Bat rescuing also involves some “don’ts.” Bissell said people should not use anything like a tennis racket, a golf club or a baseball bat to move the animal, as they can kill it.
“People think: ‘Oh, I’m going to use a tennis racket, and I’ll just swing it really gently.’ There’s no such thing as gently with a creature as small as a bat, so I’m just adamant about people not using tennis rackets or anything that delivers bodily harm to the bat,” Bissell said.
Instead, if the bat lands somewhere inside, she said people can use a small towel to take it outside and put it on a hedgerow. Bats, she said, need air under their wings to take off, so placing them on the ground leaves them extremely vulnerable, as bats can be eaten by many creatures, including woodpeckers, hawks and owls.
Bissell volunteers to rescue bats trapped inside houses, and said anyone needing her assistance can reach her at 602-999-7718.
“You’ve heard that expression forever – blind as a bat – but bats are not blind. They see perfectly well,” Bissell said. “When I capture them, they’re absolutely terrified, and their little eyes see me perfectly well. It’s just that their echolocation system is so sophisticated that they use it to track their prey.”
With echolocation, Townsend said, a bat can detect something as fine as a human hair in pitch-black darkness.
Blindness, however, is not the only misconception that has stuck to bats.

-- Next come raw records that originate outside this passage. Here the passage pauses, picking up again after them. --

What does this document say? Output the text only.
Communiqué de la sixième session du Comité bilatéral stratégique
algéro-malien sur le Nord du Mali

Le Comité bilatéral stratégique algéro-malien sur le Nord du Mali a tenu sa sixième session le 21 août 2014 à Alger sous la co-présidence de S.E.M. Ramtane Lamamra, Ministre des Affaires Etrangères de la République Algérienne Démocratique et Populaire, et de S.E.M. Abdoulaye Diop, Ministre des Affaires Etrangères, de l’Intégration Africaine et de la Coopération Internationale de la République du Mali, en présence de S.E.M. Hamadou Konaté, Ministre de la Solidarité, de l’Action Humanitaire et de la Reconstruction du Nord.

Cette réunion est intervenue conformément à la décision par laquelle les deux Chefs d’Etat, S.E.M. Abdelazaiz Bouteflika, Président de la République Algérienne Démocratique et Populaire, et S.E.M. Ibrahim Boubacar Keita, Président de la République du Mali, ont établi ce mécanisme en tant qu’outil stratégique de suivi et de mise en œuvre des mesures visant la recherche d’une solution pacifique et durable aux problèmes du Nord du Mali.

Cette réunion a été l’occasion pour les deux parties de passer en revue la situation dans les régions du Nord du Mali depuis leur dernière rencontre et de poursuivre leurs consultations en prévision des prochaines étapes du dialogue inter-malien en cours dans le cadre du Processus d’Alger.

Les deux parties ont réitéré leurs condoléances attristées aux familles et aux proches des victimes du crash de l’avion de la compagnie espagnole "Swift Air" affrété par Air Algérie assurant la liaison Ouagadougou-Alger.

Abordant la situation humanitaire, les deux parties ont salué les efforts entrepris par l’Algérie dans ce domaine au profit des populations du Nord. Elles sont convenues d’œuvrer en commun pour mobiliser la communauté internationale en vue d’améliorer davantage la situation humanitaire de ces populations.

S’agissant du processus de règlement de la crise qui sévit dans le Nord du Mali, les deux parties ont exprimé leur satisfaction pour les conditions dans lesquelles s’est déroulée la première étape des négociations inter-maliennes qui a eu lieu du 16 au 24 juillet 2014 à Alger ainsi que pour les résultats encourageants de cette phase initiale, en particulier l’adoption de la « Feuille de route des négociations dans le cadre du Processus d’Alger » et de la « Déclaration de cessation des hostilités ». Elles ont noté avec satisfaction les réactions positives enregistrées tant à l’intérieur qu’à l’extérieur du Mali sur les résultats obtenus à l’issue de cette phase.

Bats have long been blamed for rabies, even though less than 1% of them actually carry the virus, Bissell said.
On the other hand, she said vampire bat saliva has anti-clogging enzymes used in medicine to dissolve blood clots that can otherwise lead to strokes. And that’s not all they do.
“Bats are responsible for reforesting tropical rainforests after they’ve been cleared and pollinating things like agave, (from) which we get tequila, coffee, bananas – all sorts of really important things to humanity,” Townsend said.
Bats also pollinate big saguaros in Arizona, Bissell said, as bat guano is a fabulous fertilizer.
“Bats are vital to the environment and to the ecology, so people should stop being afraid of them and start understanding that they’re just a little critter that Hollywood has maligned something fierce,” Bissell said.